There's a significant chunk of the film in which Paul does nothing, trapped in a hospital bed, passively listening to radio or glumly suffering through family gatherings. It's an incredibly daring feat for a first-time filmmaker, and Siegel resists the urge to use fancy camerawork or even clever dialogue to make up the difference. He simply presents Paul as he is, giving us time to understand his quirks and flaws, and allowing the audience to follow along as a breakdown grows nearer and nearer. Oswalt, erasing comedic tics and vanity, is unafraid to show Paul's angrier side, but is just as effective in the still moments. It may just be because he looks the part, but Oswalt is utterly convincing as a man who got willingly left behind by the world.

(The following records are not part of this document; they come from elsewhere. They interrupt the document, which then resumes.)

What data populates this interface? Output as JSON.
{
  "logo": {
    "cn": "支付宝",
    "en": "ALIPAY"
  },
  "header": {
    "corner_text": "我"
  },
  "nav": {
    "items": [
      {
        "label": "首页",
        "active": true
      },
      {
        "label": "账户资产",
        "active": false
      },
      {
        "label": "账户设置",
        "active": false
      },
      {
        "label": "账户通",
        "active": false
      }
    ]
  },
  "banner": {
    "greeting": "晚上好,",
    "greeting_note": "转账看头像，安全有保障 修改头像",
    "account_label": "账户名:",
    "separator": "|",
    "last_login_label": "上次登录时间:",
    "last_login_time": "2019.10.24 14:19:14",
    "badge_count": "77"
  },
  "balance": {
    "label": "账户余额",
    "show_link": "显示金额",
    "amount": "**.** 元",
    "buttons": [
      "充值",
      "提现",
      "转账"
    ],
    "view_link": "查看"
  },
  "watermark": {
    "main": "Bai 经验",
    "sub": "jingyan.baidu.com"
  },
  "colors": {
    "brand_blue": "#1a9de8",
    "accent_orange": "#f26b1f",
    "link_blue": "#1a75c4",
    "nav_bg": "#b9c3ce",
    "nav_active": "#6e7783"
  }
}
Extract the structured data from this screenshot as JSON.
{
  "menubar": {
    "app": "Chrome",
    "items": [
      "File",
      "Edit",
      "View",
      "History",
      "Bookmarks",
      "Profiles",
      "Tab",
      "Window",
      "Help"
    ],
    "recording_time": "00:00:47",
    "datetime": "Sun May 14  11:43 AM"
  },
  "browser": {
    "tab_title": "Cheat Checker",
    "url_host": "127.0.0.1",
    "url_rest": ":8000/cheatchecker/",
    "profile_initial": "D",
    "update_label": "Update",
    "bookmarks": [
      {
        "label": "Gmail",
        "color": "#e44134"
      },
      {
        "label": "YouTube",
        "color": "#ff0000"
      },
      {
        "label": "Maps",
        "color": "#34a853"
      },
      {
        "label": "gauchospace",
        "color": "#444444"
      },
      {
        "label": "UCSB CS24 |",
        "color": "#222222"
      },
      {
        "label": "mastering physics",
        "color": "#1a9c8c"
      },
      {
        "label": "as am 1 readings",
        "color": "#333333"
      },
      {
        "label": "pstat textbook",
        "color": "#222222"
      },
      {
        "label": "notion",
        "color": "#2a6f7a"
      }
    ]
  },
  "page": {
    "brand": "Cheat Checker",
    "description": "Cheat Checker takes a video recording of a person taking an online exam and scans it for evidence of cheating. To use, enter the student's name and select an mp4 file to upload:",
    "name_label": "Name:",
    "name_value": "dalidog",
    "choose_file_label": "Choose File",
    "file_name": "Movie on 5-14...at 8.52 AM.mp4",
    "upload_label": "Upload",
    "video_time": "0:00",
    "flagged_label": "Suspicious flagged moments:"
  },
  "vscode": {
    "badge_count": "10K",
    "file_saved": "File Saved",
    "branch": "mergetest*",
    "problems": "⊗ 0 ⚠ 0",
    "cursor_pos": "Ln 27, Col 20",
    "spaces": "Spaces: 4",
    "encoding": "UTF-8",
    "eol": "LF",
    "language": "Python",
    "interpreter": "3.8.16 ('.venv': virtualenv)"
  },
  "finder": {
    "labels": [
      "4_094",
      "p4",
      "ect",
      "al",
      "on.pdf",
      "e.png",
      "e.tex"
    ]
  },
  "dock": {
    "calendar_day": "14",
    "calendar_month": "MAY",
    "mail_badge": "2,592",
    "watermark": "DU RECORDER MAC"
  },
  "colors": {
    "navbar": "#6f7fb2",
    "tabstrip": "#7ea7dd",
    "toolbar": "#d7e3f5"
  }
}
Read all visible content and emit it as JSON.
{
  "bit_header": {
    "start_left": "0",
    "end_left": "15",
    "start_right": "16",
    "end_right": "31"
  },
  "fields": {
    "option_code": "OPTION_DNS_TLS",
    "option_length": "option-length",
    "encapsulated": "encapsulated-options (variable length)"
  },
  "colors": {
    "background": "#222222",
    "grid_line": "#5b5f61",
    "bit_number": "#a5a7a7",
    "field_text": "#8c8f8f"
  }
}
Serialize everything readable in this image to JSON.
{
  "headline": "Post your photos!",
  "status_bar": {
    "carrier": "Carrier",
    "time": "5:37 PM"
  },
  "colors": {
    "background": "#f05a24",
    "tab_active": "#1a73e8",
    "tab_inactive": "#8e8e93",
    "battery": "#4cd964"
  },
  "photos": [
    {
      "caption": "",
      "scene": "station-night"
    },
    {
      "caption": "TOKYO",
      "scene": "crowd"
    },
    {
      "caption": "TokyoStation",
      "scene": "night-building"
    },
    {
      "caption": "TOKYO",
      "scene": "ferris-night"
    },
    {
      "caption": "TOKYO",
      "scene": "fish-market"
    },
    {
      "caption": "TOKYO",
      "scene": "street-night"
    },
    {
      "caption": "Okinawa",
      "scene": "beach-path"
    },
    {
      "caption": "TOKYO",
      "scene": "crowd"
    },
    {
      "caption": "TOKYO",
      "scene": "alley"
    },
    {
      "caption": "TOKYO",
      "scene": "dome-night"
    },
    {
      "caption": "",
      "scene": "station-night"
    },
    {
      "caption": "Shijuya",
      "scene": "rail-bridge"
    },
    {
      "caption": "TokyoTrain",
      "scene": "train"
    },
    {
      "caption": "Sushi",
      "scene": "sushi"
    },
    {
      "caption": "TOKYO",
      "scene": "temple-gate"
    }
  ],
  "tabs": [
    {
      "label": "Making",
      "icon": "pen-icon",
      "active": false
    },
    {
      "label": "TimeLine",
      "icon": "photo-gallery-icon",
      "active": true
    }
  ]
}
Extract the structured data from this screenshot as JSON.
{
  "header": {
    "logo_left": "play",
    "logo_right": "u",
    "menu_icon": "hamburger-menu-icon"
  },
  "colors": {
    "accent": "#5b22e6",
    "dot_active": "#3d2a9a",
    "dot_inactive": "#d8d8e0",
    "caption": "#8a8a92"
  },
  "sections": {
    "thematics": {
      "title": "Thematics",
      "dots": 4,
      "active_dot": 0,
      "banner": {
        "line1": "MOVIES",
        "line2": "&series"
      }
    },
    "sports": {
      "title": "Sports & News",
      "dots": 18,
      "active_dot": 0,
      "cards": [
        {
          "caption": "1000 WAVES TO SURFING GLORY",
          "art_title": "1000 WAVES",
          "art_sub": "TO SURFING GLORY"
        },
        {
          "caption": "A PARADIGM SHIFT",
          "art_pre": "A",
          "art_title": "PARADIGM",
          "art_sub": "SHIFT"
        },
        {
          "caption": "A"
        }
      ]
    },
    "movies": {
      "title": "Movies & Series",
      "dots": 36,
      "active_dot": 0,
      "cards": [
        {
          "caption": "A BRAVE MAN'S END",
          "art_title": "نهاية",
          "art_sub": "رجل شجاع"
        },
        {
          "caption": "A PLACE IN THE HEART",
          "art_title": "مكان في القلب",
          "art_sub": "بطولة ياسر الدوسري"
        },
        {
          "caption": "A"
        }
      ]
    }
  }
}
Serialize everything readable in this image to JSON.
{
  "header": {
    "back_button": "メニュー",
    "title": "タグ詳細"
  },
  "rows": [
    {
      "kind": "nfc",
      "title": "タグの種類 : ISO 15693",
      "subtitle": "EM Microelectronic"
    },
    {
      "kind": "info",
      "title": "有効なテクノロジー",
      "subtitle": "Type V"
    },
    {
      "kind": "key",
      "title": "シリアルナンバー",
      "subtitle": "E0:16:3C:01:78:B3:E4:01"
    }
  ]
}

Big Fan is a small movie by design, and lacks the big character moments and pathos that made The Wrestler feel so grand. For all his skills as a screenwriter-- this is a nearly perfect screenplay-- Siegel is merely an OK director, creating a good sense of place within the suburbs but never giving it any real visual charge. Still, he and Oswalt clearly connected with the camera between them, and Siegel's ability to wring such a performance from an actor inexperienced with drama speaks well for his future as a director.

And in its lack of big moments, of soliloquies explaining deep hurts and connections between characters who never understood each other before, Big Fan feels refreshingly real. It ends with a wry, dark joke that's probably beyond most of the real life big fans, but everything else feels spot on, a glimpse into a weird world a little safer and more ordinary than the one in The Wrestler. Siegel's fine work on that film was overlooked in the hype surrounding Aronofsky Rourke; hopefully this will be his chance to be recognized as the promising new talent that he is.